Ехали мы медленно, переезжали вброд какую-то речку. Из-за леса выплыла луна и освещала дорогу. На востоке вдруг показалось зарево, оно разгоралось все больше и больше. Кучер сердито проворчал: «Горит где-то». Я прижалась к тетке и наблюдала за алым заревом. В душе была какая-то страшная тревога и тоска, было жаль чего-то невозвратимого, казалось, оно сгорало в этом алом пятне.
В Петроград мы приехали в серый весенний день. Воздух, талый снег, огромные здания, все это мне казалось серым, мокрым, но приятным.
Взошли мы куда-то на седьмой этаж. Нас встретила бабушка, тетя Алина и Катюша. Я очень полюбила Катюшу и ее мать. Помню, как по вечерам, когда все собирались в столовой, тетя Алина садилась за рояль и пела, акомпанируя себе. В те минуты пробуждалось во мне что-то такое мягкое, тонкое и приятное. Вслушиваясь в звучный голос и свернувшись на диване в калачик, я думала о своей матери, и мне так хотелось, чтобы она была здесь, рядом. Ложась спать, я плакала без причины, а тетя Алина приходила и утешала меня.
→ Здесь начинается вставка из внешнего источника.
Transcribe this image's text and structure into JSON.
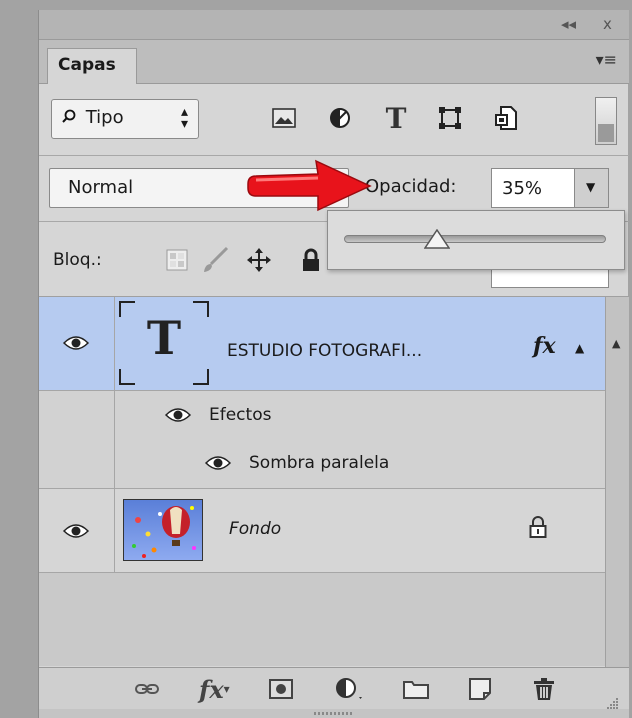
{
  "panel": {
    "tab_label": "Capas",
    "collapse_glyph": "◂◂",
    "close_glyph": "x"
  },
  "filter": {
    "kind_label": "Tipo"
  },
  "blend": {
    "mode": "Normal",
    "opacity_label": "Opacidad:",
    "opacity_value": "35%"
  },
  "lock": {
    "label": "Bloq.:"
  },
  "layers": [
    {
      "name": "ESTUDIO    FOTOGRAFI...",
      "fx": "fx",
      "effects_label": "Efectos",
      "effect_item": "Sombra paralela"
    },
    {
      "name": "Fondo"
    }
  ],
  "colors": {
    "selection": "#b6cbf0",
    "arrow": "#e8131b",
    "panel_bg": "#d6d6d6"
  },
  "icons": [
    "search-icon",
    "image-filter-icon",
    "adjustment-filter-icon",
    "type-filter-icon",
    "shape-filter-icon",
    "smart-object-filter-icon",
    "eye-icon",
    "lock-icon",
    "link-icon",
    "fx-icon",
    "mask-icon",
    "adjustment-layer-icon",
    "folder-icon",
    "new-layer-icon",
    "trash-icon",
    "move-icon",
    "brush-icon",
    "transparency-lock-icon"
  ]
}
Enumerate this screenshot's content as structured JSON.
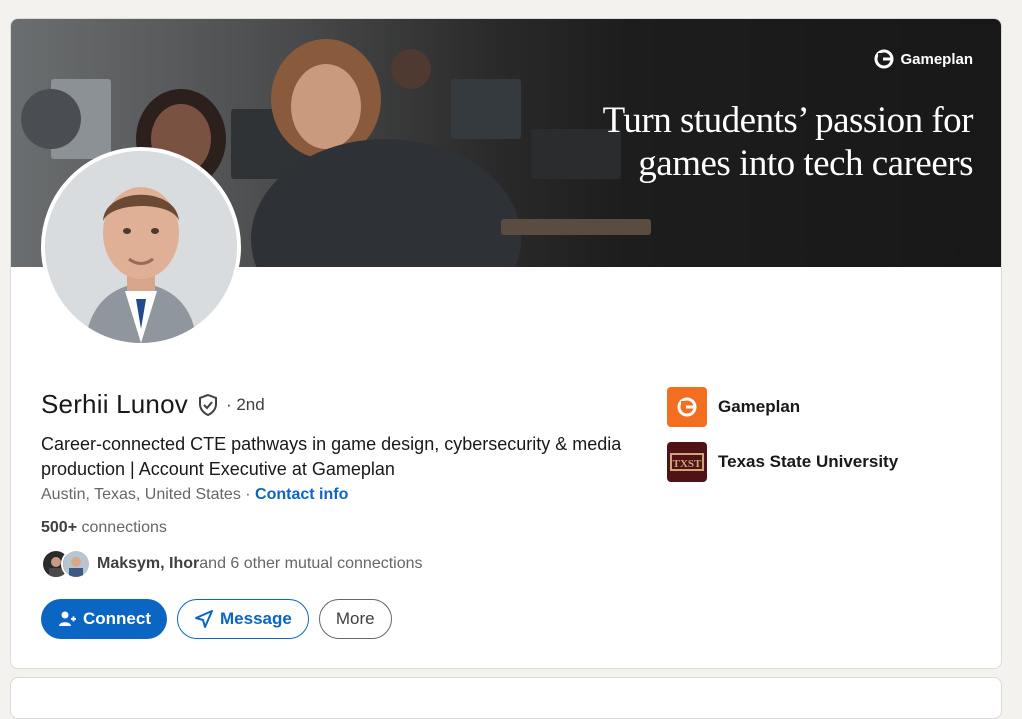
{
  "banner": {
    "brand_name": "Gameplan",
    "tagline_line1": "Turn students’ passion for",
    "tagline_line2": "games into tech careers"
  },
  "profile": {
    "name": "Serhii Lunov",
    "degree": "· 2nd",
    "headline": "Career-connected CTE pathways in game design, cybersecurity & media production | Account Executive at Gameplan",
    "location": "Austin, Texas, United States",
    "separator": " · ",
    "contact_info_label": "Contact info",
    "connections_count": "500+",
    "connections_label": " connections",
    "mutual_names": "Maksym, Ihor",
    "mutual_rest": " and 6 other mutual connections"
  },
  "actions": {
    "connect_label": "Connect",
    "message_label": "Message",
    "more_label": "More"
  },
  "organizations": [
    {
      "name": "Gameplan",
      "logo_icon": "gameplan-logo",
      "logo_color": "#f26f21"
    },
    {
      "name": "Texas State University",
      "logo_icon": "txst-logo",
      "logo_color": "#501214",
      "logo_text": "TXST"
    }
  ],
  "colors": {
    "accent": "#0a66c2",
    "page_bg": "#f4f2ee"
  }
}
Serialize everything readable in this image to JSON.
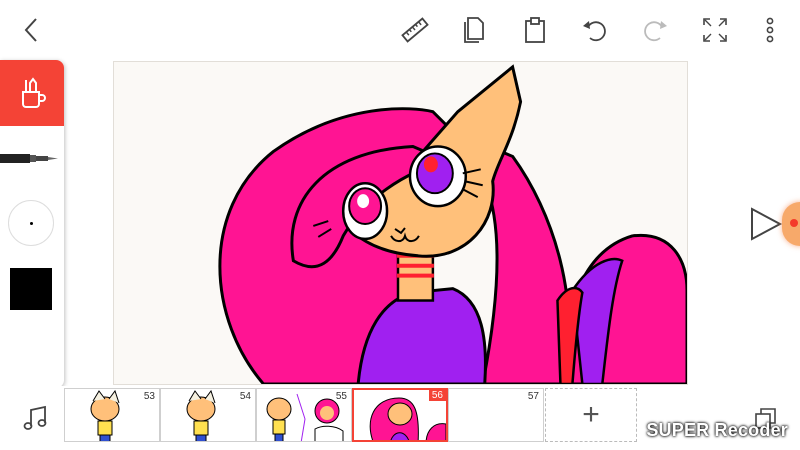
{
  "colors": {
    "accent": "#f44336",
    "hair": "#ff1493",
    "skin": "#ffc07a",
    "shirt": "#a020f0",
    "current_color": "#000000"
  },
  "topbar": {
    "icons": [
      "back-icon",
      "ruler-icon",
      "copy-icon",
      "paste-icon",
      "undo-icon",
      "redo-icon",
      "fullscreen-icon",
      "more-icon"
    ]
  },
  "tools": {
    "active_tool_icon": "pen-cup-icon",
    "brush_icon": "pen-icon"
  },
  "timeline": {
    "frames": [
      {
        "number": "53"
      },
      {
        "number": "54"
      },
      {
        "number": "55"
      },
      {
        "number": "56"
      },
      {
        "number": "57"
      }
    ],
    "add_label": "+"
  },
  "watermark": "SUPER Recoder"
}
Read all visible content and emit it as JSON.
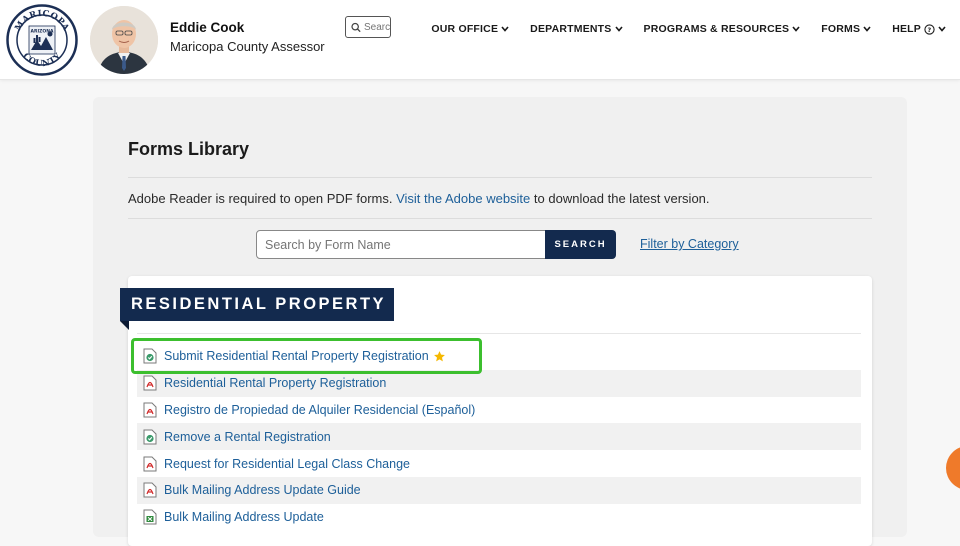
{
  "header": {
    "seal_text_top": "MARICOPA",
    "seal_text_mid": "ARIZONA",
    "seal_text_bottom": "COUNTY",
    "official_name": "Eddie Cook",
    "official_title": "Maricopa County Assessor",
    "search_placeholder": "Search"
  },
  "nav": [
    {
      "label": "OUR OFFICE",
      "icon": "chevron-down-icon"
    },
    {
      "label": "DEPARTMENTS",
      "icon": "chevron-down-icon"
    },
    {
      "label": "PROGRAMS & RESOURCES",
      "icon": "chevron-down-icon"
    },
    {
      "label": "FORMS",
      "icon": "chevron-down-icon"
    },
    {
      "label": "HELP",
      "icon": "help-circle-icon"
    }
  ],
  "main": {
    "title": "Forms Library",
    "notice_before": "Adobe Reader is required to open PDF forms.",
    "notice_link": "Visit the Adobe website",
    "notice_after": "to download the latest version.",
    "form_search_placeholder": "Search by Form Name",
    "search_button": "SEARCH",
    "filter_link": "Filter by Category"
  },
  "category": {
    "name": "RESIDENTIAL PROPERTY",
    "forms": [
      {
        "label": "Submit Residential Rental Property Registration",
        "icon": "online-form-icon",
        "starred": true,
        "highlighted": true
      },
      {
        "label": "Residential Rental Property Registration",
        "icon": "pdf-icon"
      },
      {
        "label": "Registro de Propiedad de Alquiler Residencial (Español)",
        "icon": "pdf-icon"
      },
      {
        "label": "Remove a Rental Registration",
        "icon": "online-form-icon"
      },
      {
        "label": "Request for Residential Legal Class Change",
        "icon": "pdf-icon"
      },
      {
        "label": "Bulk Mailing Address Update Guide",
        "icon": "pdf-icon"
      },
      {
        "label": "Bulk Mailing Address Update",
        "icon": "spreadsheet-icon"
      }
    ]
  },
  "colors": {
    "brand_navy": "#132a4e",
    "link_blue": "#1d5f99",
    "highlight_green": "#3cbf2e",
    "accent_orange": "#ef7a2a"
  }
}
В Петрограде я встретилась со своим братом и его матерью, тетей Надей. Изредка я даже гостила у них по неделе.
Тетя Надя была удивительный человек. Помню, как в большой серой комнате, посадив меня на диван, она читала мне интересные сказки или учила делать гоголь-моголь. Мне всегда казалось, что от нее пахнет интересными историями и чем-то таким мягким и приятным, чего я не находила в других людях. Алек, таская меня на плечах, учил танцевать вальс и польку или водил меня по городу и по берегу Невы, рассказывая мне историю этого города.
Приготовления к Пасхе, в квартире уборка, пахнет вкусными вещами. Мы с бабушкой и Катюшей ходили в магазины покупать на маленькие серебряные гривенники сахарные яички. Их нельзя есть, но они такие красивые, синие, зеленые, с ленточками и звездочками. Дома лизали с Катюшей кастрюли и ложки, нюхали испеченные печения.
На Страстной бабушка часто ходила в церковь. Помню ее лицо, когда она, опершись на палочку, молилась Богу. Ах, какое это было лицо! Слезы медленно текли по щекам и капали на пол, а в глазах было столько веры, такой твердой, необыкновенной веры. Я, тогда еще совсем девчонка, не понимала бабушку, не понимала ее жизни, веры и любви к людям.
Корнакова
Зимой 1933/34 года мы продолжали жить в доме Ягунова. Мать преподавала английский язык в среднем учебном заведении и в Институте ориентальных и коммерческих наук. Я слушала там лекции и, помогая семье сводить концы с концами (они все равно не сводились!), давала частные уроки. Сестра еще ходила в школу.
В Харбине, не считая казенной Городской школы для детей неимущих эмигрантов (именно там стала работать моя мать), было несколько частных гимназий: гимназия Оксаковской, гимназия имени Достоевского и еще несколько. Школа, принадлежавшая международной организации, называвшей себя Христианский союз молодых людей (ХСМЛ), где директором был американец и часть предметов преподавалась на английском языке, была дорогой, считалась лучшей. Именно туда мать отдала нас: ее дочери должны были учиться в лучшей школе! С каждым годом становилось все труднее вносить плату за обучение, но мать не сдавалась, выворачивалась наизнанку, но деньги находила. Правда, когда моя сестра училась в последнем, седьмом классе, мать не смогла внести плату за этот год, и сестра моя не получила диплома. Таким способом наказывали родителей-неплательщиков, а заодно и детей…
В конце учебного года в нашей школе обычно устраивались вечера и спектакли, режиссером и постановщиком которых бывал преподаватель истории, театральный энтузиаст Иосиф Александрович Пуцято. В феврале кто-то мне передал, чтобы я в такой-то день и час непременно явилась в школу. Мне сообщили, что на этот раз школьный спектакль обещала поставить профессиональная актриса, недавно приехавшая в Харбин вместе со своим мужем, швейцарцем Бринером. И вот Пуцято заранее собирает труппу из самых способных к сцене учеников, включая и тех, кто школу уже окончил.